3. What does elevation in plasma alanine indicate? Why is the BUN elevated?
5. Why her plasma acetoacteate and beta-hydroxybutyrate levels high?
6. Would you expect to see similar conditions in a patient with uncontrolled diabetic condition? Why?
Case 2: Phenylketonuria
A 2-wk old female responded positively to a test for PKU administered on discharge from the hospital following her birth. She was called back for further testing. Serum Phe concentration was 30 mg/dl (normal: 1 mg/dl) and tyrosine was 2 mg/dl. The urine was positive for phenolic acids and FeCl3 detected ketones. A diagnosis of classic PKU was made and the child was maintained on a diet low in Phe.
1. What enzymatic reactions are defective in the patient with PKU?
2. What are the physiologic consequences of PKU?
3. Why PKU should be detected as early as possible?
4. What is the incidence of PKU among various ethnic groups?
5. What is the treatment for the patient with PKU?
Case 3: Heriditary Hyperammonemia
A 6-month-old infant began to vomit occasionally and ceased to gain weight. At age 81/2 months he was readmitted to the hospital. Routine examination and laboratory tests were normal, but after 1 wk. he became habitually drowsy, his liver was enlarged. The electroencephalogram was grossly abnormal. Since the infant could not retain milk given by gavage feeding, IV glucose was administered. He improved rapidly. Urine analysis showed abnormally high amounts of glutamine and uracil. This suggested a high blood ammonium concentration which was confirmed by the laboratory.
1. Which urea cycle enzyme (s) may be defective in this patient considering the lab data?
2. Why was the urine glutamine concentration elevated?
3. Why this disease is lethal in male patients but not in females?
4. Why the liver in this patient was enlarged?
5. How would you treat a similar patient today?

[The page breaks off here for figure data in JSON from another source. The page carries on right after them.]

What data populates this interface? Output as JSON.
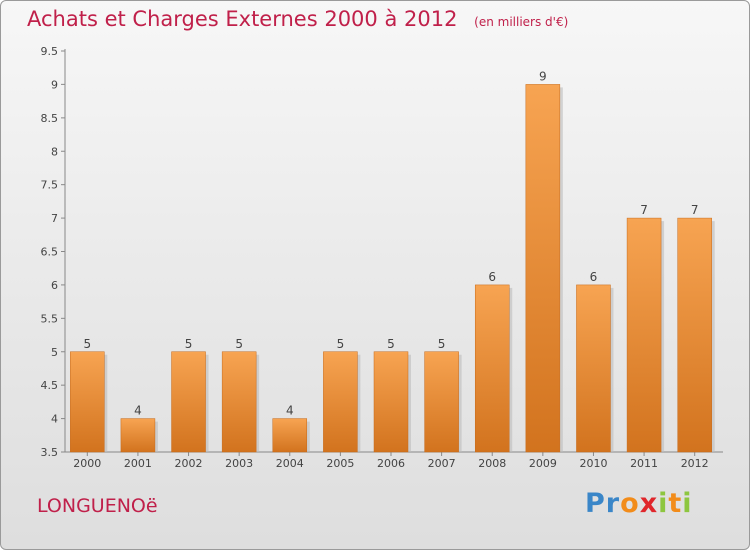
{
  "chart_data": {
    "type": "bar",
    "title": "Achats et Charges Externes 2000 à 2012",
    "subtitle": "(en milliers d'€)",
    "categories": [
      "2000",
      "2001",
      "2002",
      "2003",
      "2004",
      "2005",
      "2006",
      "2007",
      "2008",
      "2009",
      "2010",
      "2011",
      "2012"
    ],
    "values": [
      5,
      4,
      5,
      5,
      4,
      5,
      5,
      5,
      6,
      9,
      6,
      7,
      7
    ],
    "value_labels": [
      "5",
      "4",
      "5",
      "5",
      "4",
      "5",
      "5",
      "5",
      "6",
      "9",
      "6",
      "7",
      "7"
    ],
    "ylim": [
      3.5,
      9.5
    ],
    "yticks": [
      "3.5",
      "4",
      "4.5",
      "5",
      "5.5",
      "6",
      "6.5",
      "7",
      "7.5",
      "8",
      "8.5",
      "9",
      "9.5"
    ],
    "grid": false,
    "bar_color_top": "#f7a452",
    "bar_color_bottom": "#d2731e"
  },
  "footer": {
    "commune": "LONGUENOë",
    "logo_letters": [
      "P",
      "r",
      "o",
      "x",
      "i",
      "t",
      "i"
    ],
    "logo_colors": [
      "#3a86c8",
      "#3a86c8",
      "#f28c1a",
      "#e0262b",
      "#8dc63f",
      "#f28c1a",
      "#8dc63f"
    ]
  }
}
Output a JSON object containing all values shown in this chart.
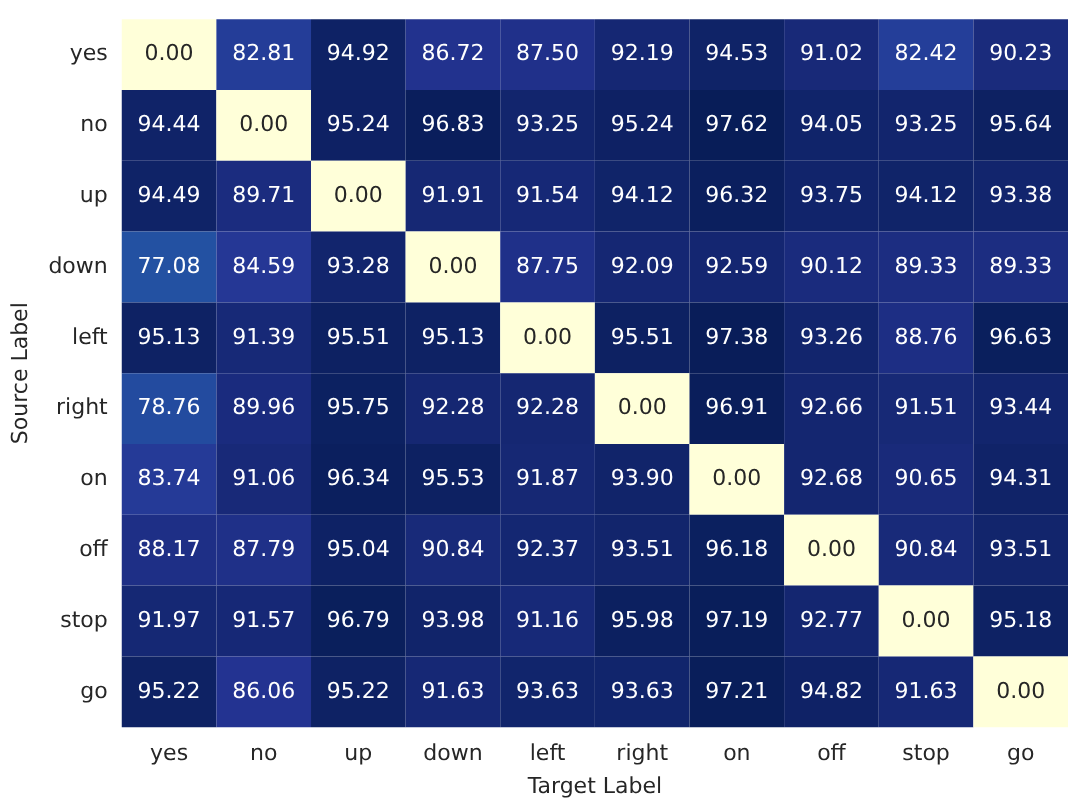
{
  "chart_data": {
    "type": "heatmap",
    "xlabel": "Target Label",
    "ylabel": "Source Label",
    "categories": [
      "yes",
      "no",
      "up",
      "down",
      "left",
      "right",
      "on",
      "off",
      "stop",
      "go"
    ],
    "y_categories": [
      "yes",
      "no",
      "up",
      "down",
      "left",
      "right",
      "on",
      "off",
      "stop",
      "go"
    ],
    "cells": [
      [
        0,
        82.81,
        94.92,
        86.72,
        87.5,
        92.19,
        94.53,
        91.02,
        82.42,
        90.23
      ],
      [
        94.44,
        0,
        95.24,
        96.83,
        93.25,
        95.24,
        97.62,
        94.05,
        93.25,
        95.64
      ],
      [
        94.49,
        89.71,
        0,
        91.91,
        91.54,
        94.12,
        96.32,
        93.75,
        94.12,
        93.38
      ],
      [
        77.08,
        84.59,
        93.28,
        0,
        87.75,
        92.09,
        92.59,
        90.12,
        89.33,
        89.33
      ],
      [
        95.13,
        91.39,
        95.51,
        95.13,
        0,
        95.51,
        97.38,
        93.26,
        88.76,
        96.63
      ],
      [
        78.76,
        89.96,
        95.75,
        92.28,
        92.28,
        0,
        96.91,
        92.66,
        91.51,
        93.44
      ],
      [
        83.74,
        91.06,
        96.34,
        95.53,
        91.87,
        93.9,
        0,
        92.68,
        90.65,
        94.31
      ],
      [
        88.17,
        87.79,
        95.04,
        90.84,
        92.37,
        93.51,
        96.18,
        0,
        90.84,
        93.51
      ],
      [
        91.97,
        91.57,
        96.79,
        93.98,
        91.16,
        95.98,
        97.19,
        92.77,
        0,
        95.18
      ],
      [
        95.22,
        86.06,
        95.22,
        91.63,
        93.63,
        93.63,
        97.21,
        94.82,
        91.63,
        0
      ]
    ],
    "cell_labels": [
      [
        "0.00",
        "82.81",
        "94.92",
        "86.72",
        "87.50",
        "92.19",
        "94.53",
        "91.02",
        "82.42",
        "90.23"
      ],
      [
        "94.44",
        "0.00",
        "95.24",
        "96.83",
        "93.25",
        "95.24",
        "97.62",
        "94.05",
        "93.25",
        "95.64"
      ],
      [
        "94.49",
        "89.71",
        "0.00",
        "91.91",
        "91.54",
        "94.12",
        "96.32",
        "93.75",
        "94.12",
        "93.38"
      ],
      [
        "77.08",
        "84.59",
        "93.28",
        "0.00",
        "87.75",
        "92.09",
        "92.59",
        "90.12",
        "89.33",
        "89.33"
      ],
      [
        "95.13",
        "91.39",
        "95.51",
        "95.13",
        "0.00",
        "95.51",
        "97.38",
        "93.26",
        "88.76",
        "96.63"
      ],
      [
        "78.76",
        "89.96",
        "95.75",
        "92.28",
        "92.28",
        "0.00",
        "96.91",
        "92.66",
        "91.51",
        "93.44"
      ],
      [
        "83.74",
        "91.06",
        "96.34",
        "95.53",
        "91.87",
        "93.90",
        "0.00",
        "92.68",
        "90.65",
        "94.31"
      ],
      [
        "88.17",
        "87.79",
        "95.04",
        "90.84",
        "92.37",
        "93.51",
        "96.18",
        "0.00",
        "90.84",
        "93.51"
      ],
      [
        "91.97",
        "91.57",
        "96.79",
        "93.98",
        "91.16",
        "95.98",
        "97.19",
        "92.77",
        "0.00",
        "95.18"
      ],
      [
        "95.22",
        "86.06",
        "95.22",
        "91.63",
        "93.63",
        "93.63",
        "97.21",
        "94.82",
        "91.63",
        "0.00"
      ]
    ]
  }
}
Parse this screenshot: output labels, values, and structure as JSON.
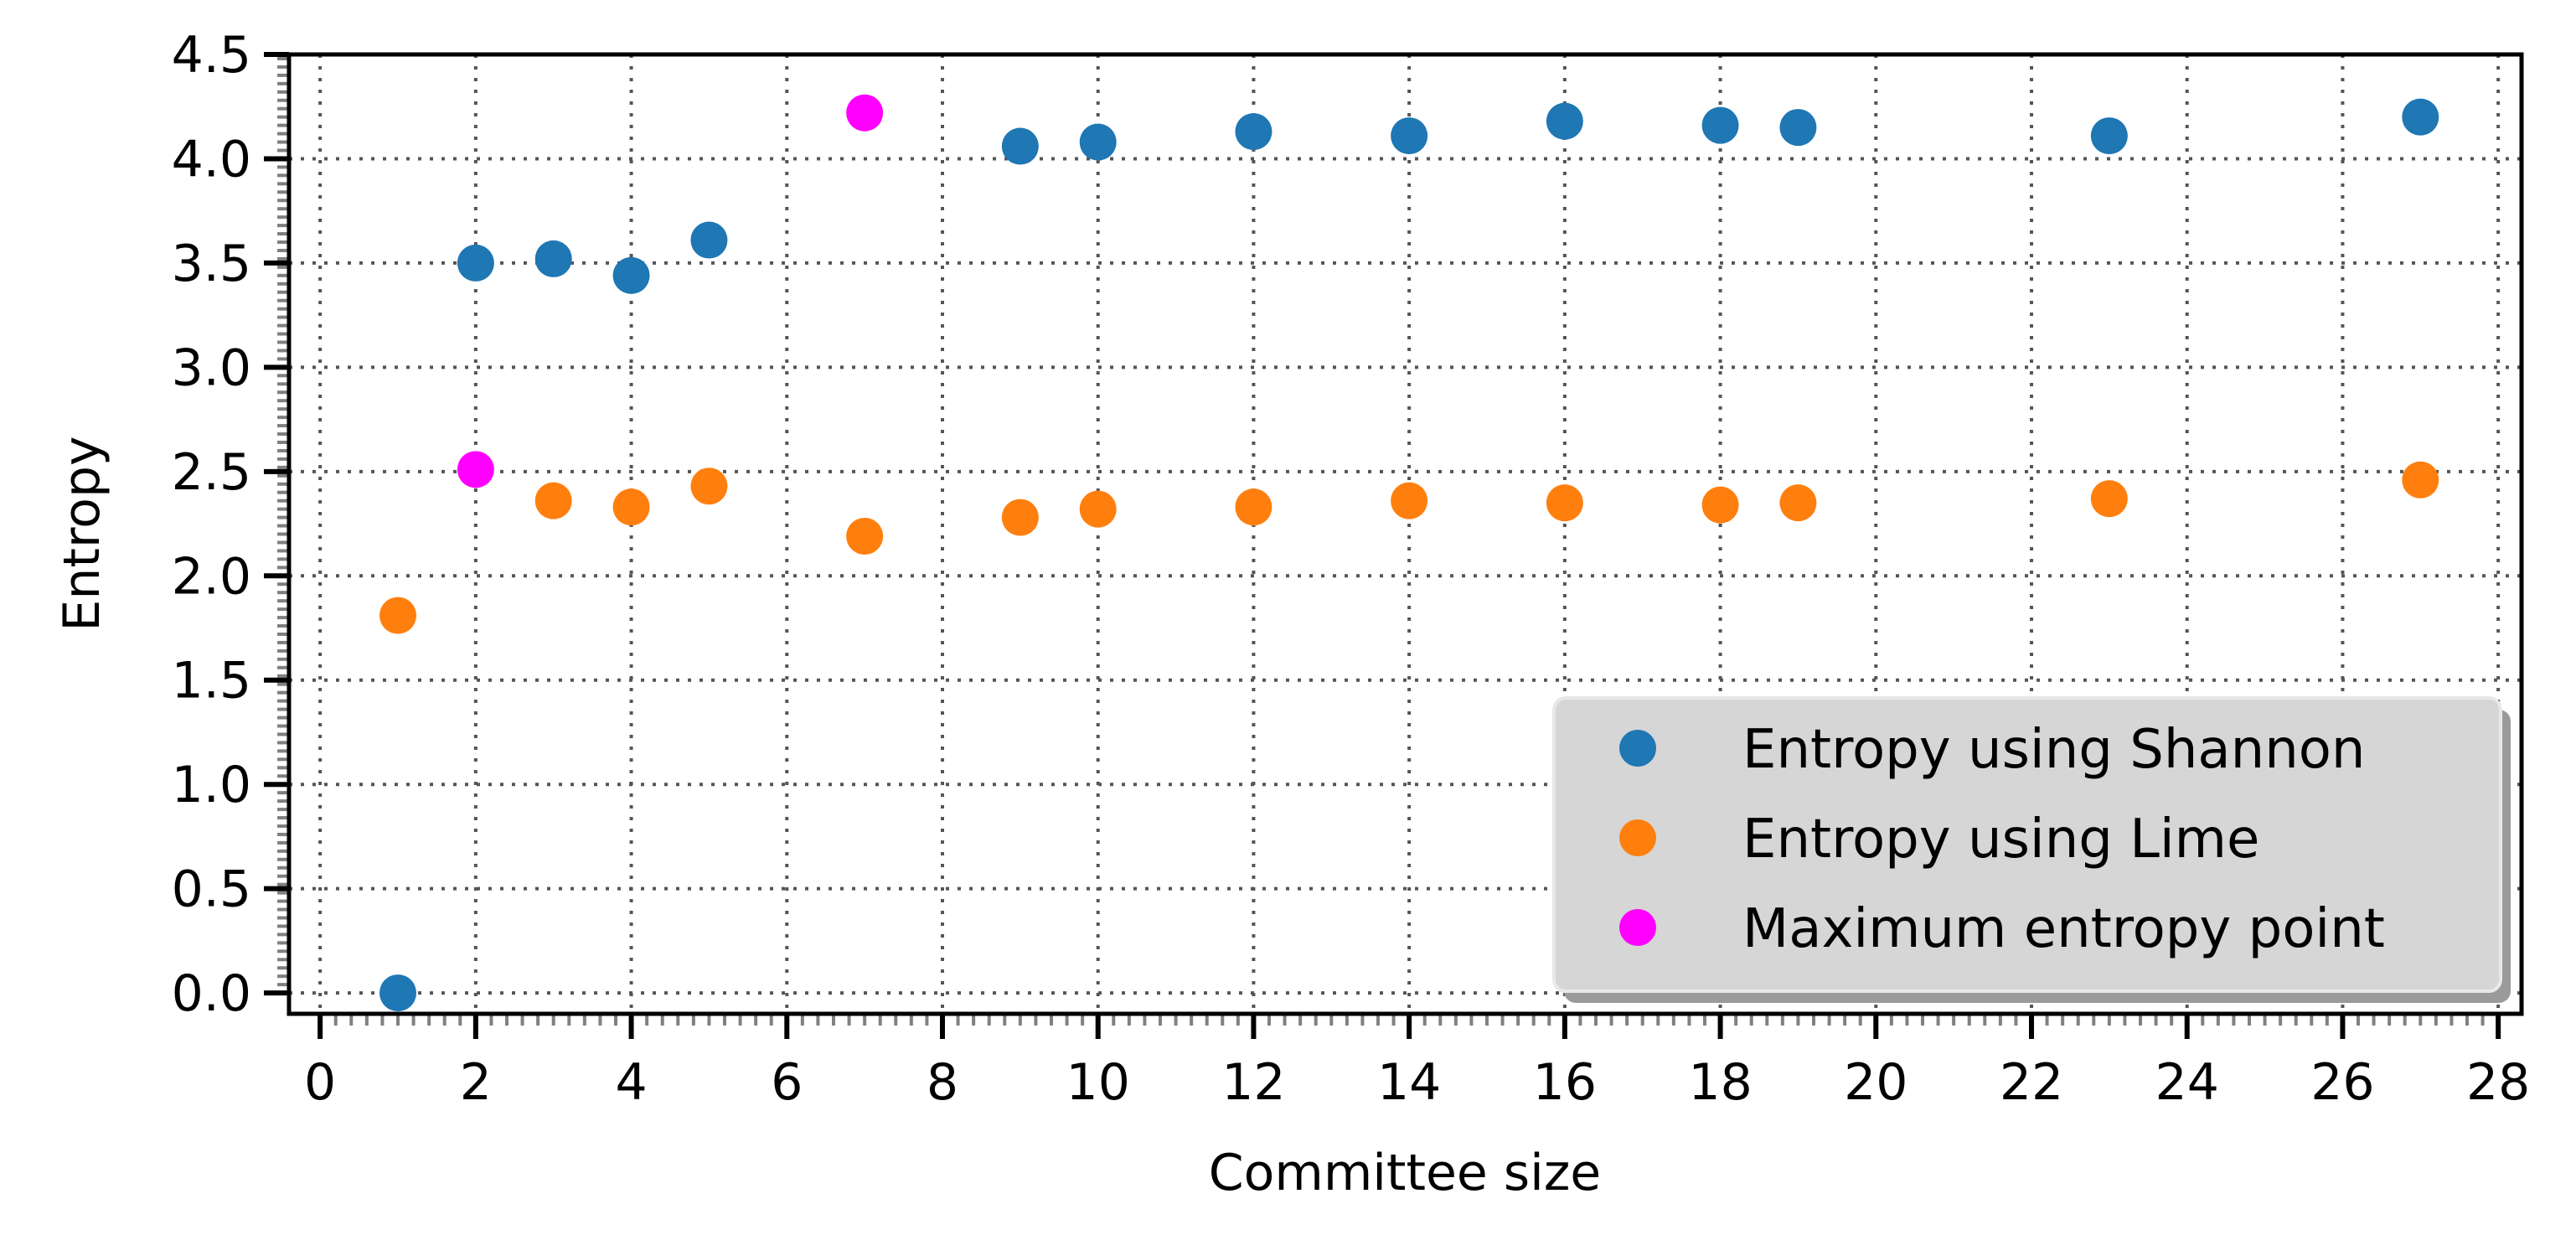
{
  "chart_data": {
    "type": "scatter",
    "title": "",
    "xlabel": "Committee size",
    "ylabel": "Entropy",
    "xlim": [
      -0.4,
      28.3
    ],
    "ylim": [
      -0.1,
      4.5
    ],
    "xticks": [
      0,
      2,
      4,
      6,
      8,
      10,
      12,
      14,
      16,
      18,
      20,
      22,
      24,
      26,
      28
    ],
    "yticks": [
      0.0,
      0.5,
      1.0,
      1.5,
      2.0,
      2.5,
      3.0,
      3.5,
      4.0,
      4.5
    ],
    "xtick_labels": [
      "0",
      "2",
      "4",
      "6",
      "8",
      "10",
      "12",
      "14",
      "16",
      "18",
      "20",
      "22",
      "24",
      "26",
      "28"
    ],
    "ytick_labels": [
      "0.0",
      "0.5",
      "1.0",
      "1.5",
      "2.0",
      "2.5",
      "3.0",
      "3.5",
      "4.0",
      "4.5"
    ],
    "grid": true,
    "legend_position": "bottom-right",
    "series": [
      {
        "name": "Entropy using Shannon",
        "color": "#1f77b4",
        "x": [
          1,
          2,
          3,
          4,
          5,
          9,
          10,
          12,
          14,
          16,
          18,
          19,
          23,
          27
        ],
        "y": [
          0.0,
          3.5,
          3.52,
          3.44,
          3.61,
          4.06,
          4.08,
          4.13,
          4.11,
          4.18,
          4.16,
          4.15,
          4.11,
          4.2
        ]
      },
      {
        "name": "Entropy using Lime",
        "color": "#ff7f0e",
        "x": [
          1,
          3,
          4,
          5,
          7,
          9,
          10,
          12,
          14,
          16,
          18,
          19,
          23,
          27
        ],
        "y": [
          1.81,
          2.36,
          2.33,
          2.43,
          2.19,
          2.28,
          2.32,
          2.33,
          2.36,
          2.35,
          2.34,
          2.35,
          2.37,
          2.46
        ]
      },
      {
        "name": "Maximum entropy point",
        "color": "#ff00ff",
        "x": [
          2,
          7
        ],
        "y": [
          2.51,
          4.22
        ]
      }
    ]
  }
}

Nucleotide acid metabolism
Case 1: Gout
A 61-year-old member of a medical faculty was awarded an honorary degree 4 days before admission to the hospital. Following the ceremony he spent the evening with friends where, as he put it, the “conviviality flowed extensively.” The next morning he noticed a dull pain in the left flank, which worsened until hospitalization was
required. Physical examination revealed no overt signs of disease. A urine sample obtained on admission had a a pH of 4.5 and was +ve for protein. Microscopic examination of the centrifugal sediment from the sample revealed fine crystalline material and numerous casts. A 24-hr urine sample contained 115mg/dl of protein and 1.52 (9 mmol) of uric acid. The serum uric acid content was 11.8mg/dl (0.70mmol/L); normal is 3.5 to 7 mg/dl (0.2 to 0.4 mmol/L).
Answer the following questions:
1. Could useful information be obtained from a family history of gout? Explain.
2. Are purines and pyrimidines required in the diet? Explain.
3. What foods are high in purines and pyrimidines?
4. Would you expect a diet high in protein to be harmful to this patient? Explain.
5. What is the ionic form of uric acid in this patient’s urine? What is its solubility?
6. What is the biochemical basis for the action of drugs used in the treatment of gout?
Case 2: Acute Lymphoblastic leukemia
A 5-year-old girl was admitted to the hospital suffering from loss of appetite, weakness, pain in the joints, and fewer. The child’s spleen, liver, and lymph nodes were to be enlarged. A diagnosis of acute lymphoblastic leukemia was made. The patient was immediately given prednisone, vincristine, and L-asparginase. Allopurinol was begun as a prophylactic measure. On induction of remission, central nervous system
prophylaxis involved the injection of methotrexate and radiation treatment. Maintenance therapy involved the administration of 6-mercaptopurine and methotrexate, with occasional puleses of vincristine and prednisone for a period of 21/2 to 3 years.
Biochemical questions:
1. What is the mechanism of action of the drugs used in this case?
2. The compounds listed have some serious side effects when high dosages are administered. Why?
3. What are the side effects of cancer therapy in a 5-year-old child?
4. Why was allopurinol administered?
5. Why must the 6-mercaptopurine level be reduced if allopurinol is used in the treatment?